La película logra hacer una conexión entre un cierto modo humanista y el omnipresente afán, hoy en boga, encontrado entre cineastas jóvenes alrededor del mundo por explorar cuerpos en movimiento y en reposo, el espacio alrededor de estos cuerpos, y el significado fílmico de ambos, alejado de toda restricción narrativa. Con el enfoque humanista se corre el riesgo de hundirse en su propio sentimentalismo (como sucede en las producciones comerciales), mientras que con el segundo se suelen producir ideas delgadas bajo una densa masa de “estilo” (como sucede en las producciones de “arte”).

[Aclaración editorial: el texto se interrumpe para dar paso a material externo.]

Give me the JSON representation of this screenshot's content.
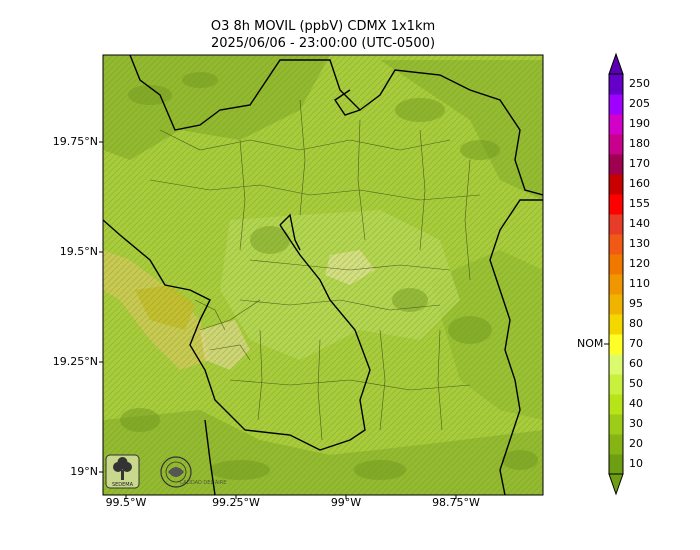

Pero el verdadero proyecto de Giorgelli en Las Acacias es el de descubrir las posibilidades de mezclar ambos enfoques en un mismo eje físico y visual, el de combinar el despertar de genuinas emociones humanas con un riguroso sentido de realismo social.

Podría decirse que la cinta no posee una historia propiamente dicha, es mas bien una road movie minimalista que, como tal, se interesa en el momento inmediato, cualquiera que éste sea (breves escalas para que Jacinta alimente a su bebé Anahí –que pasa de ser el indeseable bulto a ser el catalizador sentimental–, para hacer una llamada telefónica o para una reunión al lado de la carretera donde se incitan los celos de Rubén), durante el recorrido se va registrando el sutil cambio en conciencia e identidad de un hombre.

El camión finalmente llega al hogar de la prima de Jacinta en Buenos Aires, y Rubén es testigo distante de una feliz y acogedora bienvenida familiar acompañada de una genuina ola de besos y abrazos. Y así, sin saberlo, se encuentra en presencia del amor incondicional, la clase de fuerza familiar que llega tan poderosamente, y golpea a Rubén en la cabeza. Aparece mas aislado que nunca, solo en pantalla, visiblemente afectado por reconocer lo que en algún momento tuvo. (No habla sobre alguna esposa o familiares más que su hermana, salvo por un hijo, que menciona no haber conocido hasta cumplidos sus cuatro años, y a quien no ha vuelto a ver en lo últimos ocho).

Las Acacias no enfatiza nada, no es complaciente, confía en los sutiles avances del comportamiento así como cambios a través del espacio físico, de la naturaleza rural a centros urbanos llenos de tráfico. Los cambios en ambos suceden imperceptiblemente, y así, cuando ocurren, contienen la fuerza de una bofetada. Por consecuencia, cuando parece que Jacinta entra a la casa, arrastrada por la algarabía de su recibimiento, para nunca reaparecer, hay un inesperado sentimiento de pérdida, aunado a una sensación de incredulidad que dejaría a Rubén sin siquiera decir adiós. Sin cortes enfáticos o tomas sostenidas para aumentar el dramatismo, Jacinta regresa para despedirse, el momento que fundamentalmente podría cambia la vida de Rubén. La merecida victoria de este personaje –su humilde y tímida propuesta en invitar a Jacinta, y su aceptación– es el momento para el que toda la película se fue preparando, el momento trascendental, el final que es apenas un comienzo… sí, así de cursi.